Currently, the main objectives of our research is to obtain basic understanding of the cuticular material on the one hand and to gain insight into the structure-function relations in specific functional organs such as cuticular tools and mechanosensors, on the other hand;
Basic understanding of the cuticular material at the molecular level: We study the chitin-protein interaction, the cuticle interaction with water and the properties of the matrix in terms of composition, for example metal ions and halogen incorporation or mineralization in crustaceans, and their effect on cuticle properties.
Structure function relation: We aim at establishing direct correlation between organ morphology and chitin fiber arrangement, in terms of microstructure, fiber alignment and orientation and the spatial arrangement of different microstructural motifs within a functional organ/tool.
Mechano-sensing in spiders: the spider cuticle is covered by numerous cuticular-sensors that react with remarkable sensitivity and specificity to a wide range of mechanical stimuli (medium flow, substrate vibration and cuticule strain).
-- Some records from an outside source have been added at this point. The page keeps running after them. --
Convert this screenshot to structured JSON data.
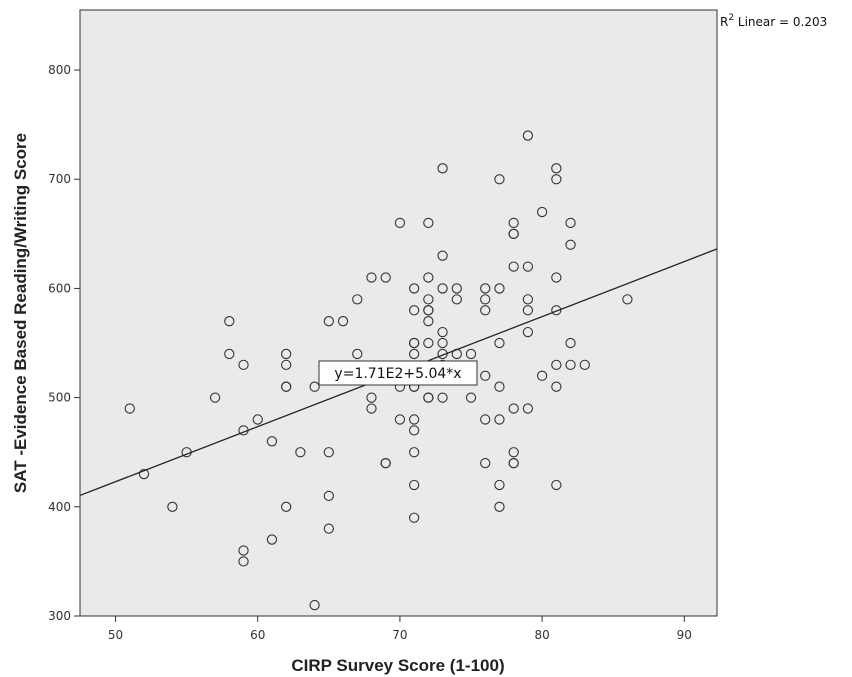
{
  "chart_data": {
    "type": "scatter",
    "title": "",
    "xlabel": "CIRP Survey Score (1-100)",
    "ylabel": "SAT -Evidence Based Reading/Writing Score",
    "xlim": [
      47.5,
      92.3
    ],
    "ylim": [
      300,
      855
    ],
    "xticks": [
      50,
      60,
      70,
      80,
      90
    ],
    "yticks": [
      300,
      400,
      500,
      600,
      700,
      800
    ],
    "grid": false,
    "colors": {
      "plot_background": "#eaeaea",
      "frame": "#333333",
      "marker": "#333333",
      "fit_line": "#222222"
    },
    "fit_line": {
      "intercept": 171,
      "slope": 5.04,
      "equation_label": "y=1.71E2+5.04*x",
      "r2_prefix": "R",
      "r2_superscript": "2",
      "r2_suffix": " Linear = 0.203"
    },
    "points": [
      [
        51,
        490
      ],
      [
        52,
        430
      ],
      [
        54,
        400
      ],
      [
        55,
        450
      ],
      [
        57,
        500
      ],
      [
        58,
        540
      ],
      [
        58,
        570
      ],
      [
        59,
        530
      ],
      [
        59,
        470
      ],
      [
        59,
        360
      ],
      [
        59,
        350
      ],
      [
        60,
        480
      ],
      [
        61,
        460
      ],
      [
        61,
        370
      ],
      [
        62,
        540
      ],
      [
        62,
        530
      ],
      [
        62,
        510
      ],
      [
        62,
        510
      ],
      [
        62,
        400
      ],
      [
        63,
        450
      ],
      [
        64,
        510
      ],
      [
        64,
        310
      ],
      [
        65,
        570
      ],
      [
        65,
        450
      ],
      [
        65,
        410
      ],
      [
        65,
        380
      ],
      [
        66,
        570
      ],
      [
        67,
        590
      ],
      [
        67,
        540
      ],
      [
        68,
        610
      ],
      [
        68,
        500
      ],
      [
        68,
        490
      ],
      [
        69,
        610
      ],
      [
        69,
        440
      ],
      [
        69,
        440
      ],
      [
        70,
        660
      ],
      [
        70,
        510
      ],
      [
        70,
        480
      ],
      [
        71,
        600
      ],
      [
        71,
        580
      ],
      [
        71,
        550
      ],
      [
        71,
        550
      ],
      [
        71,
        540
      ],
      [
        71,
        510
      ],
      [
        71,
        510
      ],
      [
        71,
        480
      ],
      [
        71,
        470
      ],
      [
        71,
        450
      ],
      [
        71,
        420
      ],
      [
        71,
        390
      ],
      [
        72,
        660
      ],
      [
        72,
        610
      ],
      [
        72,
        590
      ],
      [
        72,
        580
      ],
      [
        72,
        580
      ],
      [
        72,
        570
      ],
      [
        72,
        550
      ],
      [
        72,
        500
      ],
      [
        72,
        500
      ],
      [
        73,
        710
      ],
      [
        73,
        630
      ],
      [
        73,
        600
      ],
      [
        73,
        560
      ],
      [
        73,
        550
      ],
      [
        73,
        540
      ],
      [
        73,
        530
      ],
      [
        73,
        520
      ],
      [
        73,
        500
      ],
      [
        74,
        600
      ],
      [
        74,
        590
      ],
      [
        74,
        540
      ],
      [
        75,
        540
      ],
      [
        75,
        520
      ],
      [
        75,
        500
      ],
      [
        76,
        600
      ],
      [
        76,
        590
      ],
      [
        76,
        580
      ],
      [
        76,
        520
      ],
      [
        76,
        480
      ],
      [
        76,
        440
      ],
      [
        77,
        700
      ],
      [
        77,
        600
      ],
      [
        77,
        550
      ],
      [
        77,
        510
      ],
      [
        77,
        480
      ],
      [
        77,
        420
      ],
      [
        77,
        400
      ],
      [
        78,
        660
      ],
      [
        78,
        650
      ],
      [
        78,
        650
      ],
      [
        78,
        620
      ],
      [
        78,
        490
      ],
      [
        78,
        450
      ],
      [
        78,
        440
      ],
      [
        78,
        440
      ],
      [
        79,
        740
      ],
      [
        79,
        620
      ],
      [
        79,
        590
      ],
      [
        79,
        580
      ],
      [
        79,
        560
      ],
      [
        79,
        490
      ],
      [
        80,
        670
      ],
      [
        80,
        520
      ],
      [
        81,
        710
      ],
      [
        81,
        700
      ],
      [
        81,
        610
      ],
      [
        81,
        580
      ],
      [
        81,
        530
      ],
      [
        81,
        510
      ],
      [
        81,
        420
      ],
      [
        82,
        660
      ],
      [
        82,
        640
      ],
      [
        82,
        550
      ],
      [
        82,
        530
      ],
      [
        83,
        530
      ],
      [
        86,
        590
      ]
    ]
  }
}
Filtering of back-ground noise from relevant information occurs at the material/organ level which makes these structures appealing as models for the bio-inspired design of mechanoresponsive and adaptive nanostructured materials.
Methodology: We use a variety of methods and analytical techniques; a large part of our work is on synchrotron based research. We use small and wide angle x-ray scattering, as well as x-ray absorption spectroscopy and EXAFS analysis. In addition we use TEM and SEM, FTIR, Raman and EELS spectroscopy. For mechanical characterization we use nanoindentaion, AFM and scanning acoustic microscopy.